In many user-facing systems, this small percentage is enough to create visible dissatisfaction or SLO violations.
Practical implication
Performance evaluation must take tail latency into account.
Relying on averages can:
- hide critical issues
- underestimate user impact
Systems should be designed and tested to:
- control queue behavior
- limit variability under load
This is particularly important for distributed systems, APIs, and interactive applications.

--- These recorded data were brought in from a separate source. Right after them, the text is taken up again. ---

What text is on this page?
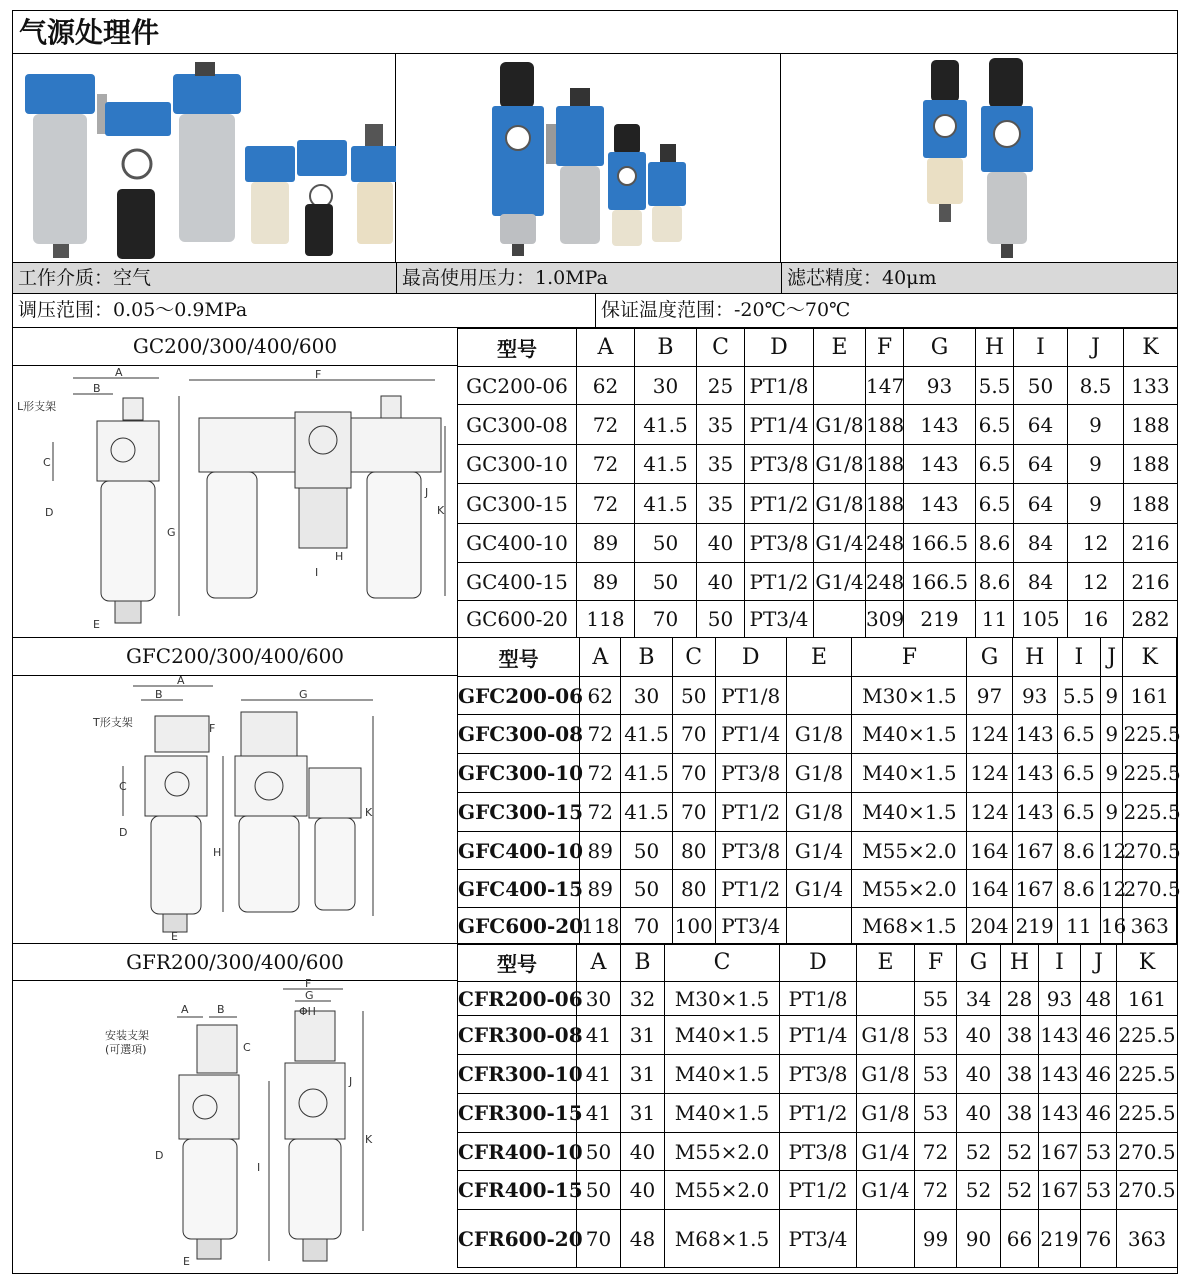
气源处理件
工作介质：空气	最高使用压力：1.0MPa	滤芯精度：40μm
调压范围：0.05～0.9MPa	保证温度范围：-20℃～70℃
GC200/300/400/600
A
B
C
D
E
F
G
H
I
J
K
L形支架
型号	A	B	C	D	E	F	G	H	I	J	K
GC200-06	62	30	25	PT1/8		147	93	5.5	50	8.5	133
GC300-08	72	41.5	35	PT1/4	G1/8	188	143	6.5	64	9	188
GC300-10	72	41.5	35	PT3/8	G1/8	188	143	6.5	64	9	188
GC300-15	72	41.5	35	PT1/2	G1/8	188	143	6.5	64	9	188
GC400-10	89	50	40	PT3/8	G1/4	248	166.5	8.6	84	12	216
GC400-15	89	50	40	PT1/2	G1/4	248	166.5	8.6	84	12	216
GC600-20	118	70	50	PT3/4		309	219	11	105	16	282
GFC200/300/400/600
A
B
C
D
E
F
G
H
K
T形支架
型号	A	B	C	D	E	F	G	H	I	J	K
GFC200-06	62	30	50	PT1/8		M30×1.5	97	93	5.5	9	161
GFC300-08	72	41.5	70	PT1/4	G1/8	M40×1.5	124	143	6.5	9	225.5
GFC300-10	72	41.5	70	PT3/8	G1/8	M40×1.5	124	143	6.5	9	225.5
GFC300-15	72	41.5	70	PT1/2	G1/8	M40×1.5	124	143	6.5	9	225.5
GFC400-10	89	50	80	PT3/8	G1/4	M55×2.0	164	167	8.6	12	270.5
GFC400-15	89	50	80	PT1/2	G1/4	M55×2.0	164	167	8.6	12	270.5
GFC600-20	118	70	100	PT3/4		M68×1.5	204	219	11	16	363
GFR200/300/400/600
A	B
C
D
E
F
G
ΦH
I
J
K
安装支架
(可選項)
型号	A	B	C	D	E	F	G	H	I	J	K
CFR200-06	30	32	M30×1.5	PT1/8		55	34	28	93	48	161
CFR300-08	41	31	M40×1.5	PT1/4	G1/8	53	40	38	143	46	225.5
CFR300-10	41	31	M40×1.5	PT3/8	G1/8	53	40	38	143	46	225.5
CFR300-15	41	31	M40×1.5	PT1/2	G1/8	53	40	38	143	46	225.5
CFR400-10	50	40	M55×2.0	PT3/8	G1/4	72	52	52	167	53	270.5
CFR400-15	50	40	M55×2.0	PT1/2	G1/4	72	52	52	167	53	270.5
CFR600-20	70	48	M68×1.5	PT3/4		99	90	66	219	76	363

Link with previous concepts
Tail latency amplification is a consequence of:
- queueing (→ 1.5.2 Saturation and queueing)
- non-linear degradation (→ 1.5.3 Non-linear degradation)
- system interactions and dependencies
It is therefore one of the most visible manifestations of system stress under load.
Practical interpretation
Performance is not defined by the average request.
It is defined by the predictability of response times, especially for the slowest requests.
A system with acceptable average latency but poor p95/p99 behavior is not truly stable from a user or operational perspective.
Key idea
Performance is not defined by the average request.
It is defined by how the system behaves for the slowest requests.
Controlling tail latency is essential for predictable and reliable systems.